If needed, you could expand the table by an additional integer id column as artificial primary key that would also auto-alias with the rowid shadow column (which wouldn't be possible for the composite key).


Note that I would expect the performance gain to grow disproportionate to the number of blacklist entries, as insertion cost would rise with each database record.

In other words, I would expect larger manual indexed bulkloads to be faster relatively when compared to composite primary key bulkloads, e.g. 55% for 2m blacklist entries as opposed to 46% for the showcased 1.7m, or a mere 25% for just 150k.

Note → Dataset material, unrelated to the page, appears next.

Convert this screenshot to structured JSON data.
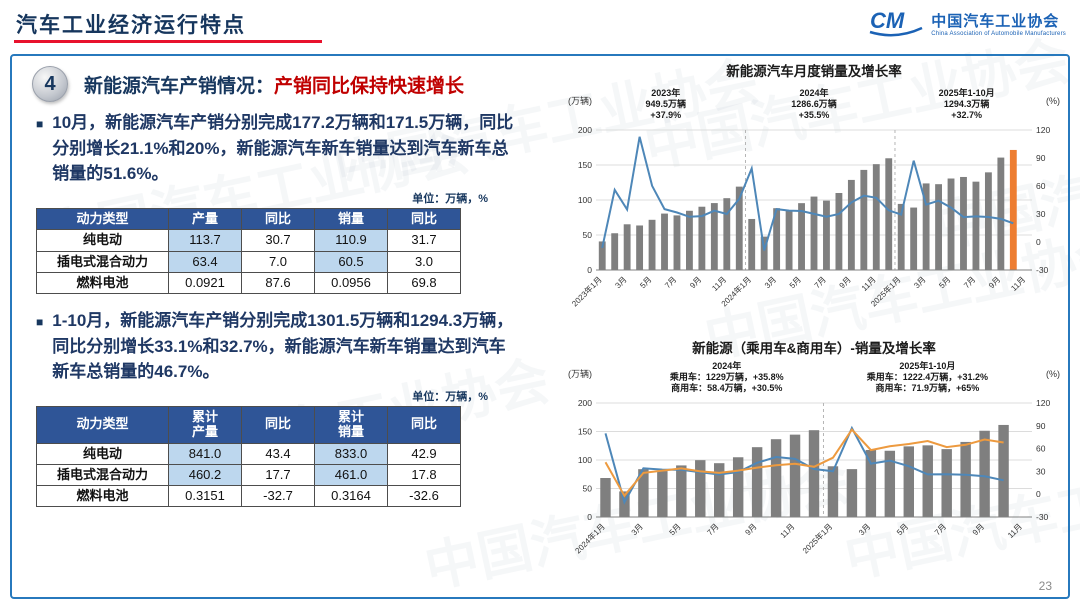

I haven't got the statistics to prove this, as I am shying away from the effort to prepare another scenario (has taken a few hours so far), and I forgot to take exact numbers on my first test runs with only 130k blocked domains (recall 12 vs 15 secs though).


I hope this helps somehow :wink:

1 Like

Thanks, it definitely looks interesting. We're moving to only insert to a fresh database now as it has a number of benefits.

I wonder if not omitting the foreign key (REFERNCES ...) causes any difference. It is not something I'd like to give up as it is some security measure (you cannot delete adlist columns as long as there are gravity domains still pointing at them as source).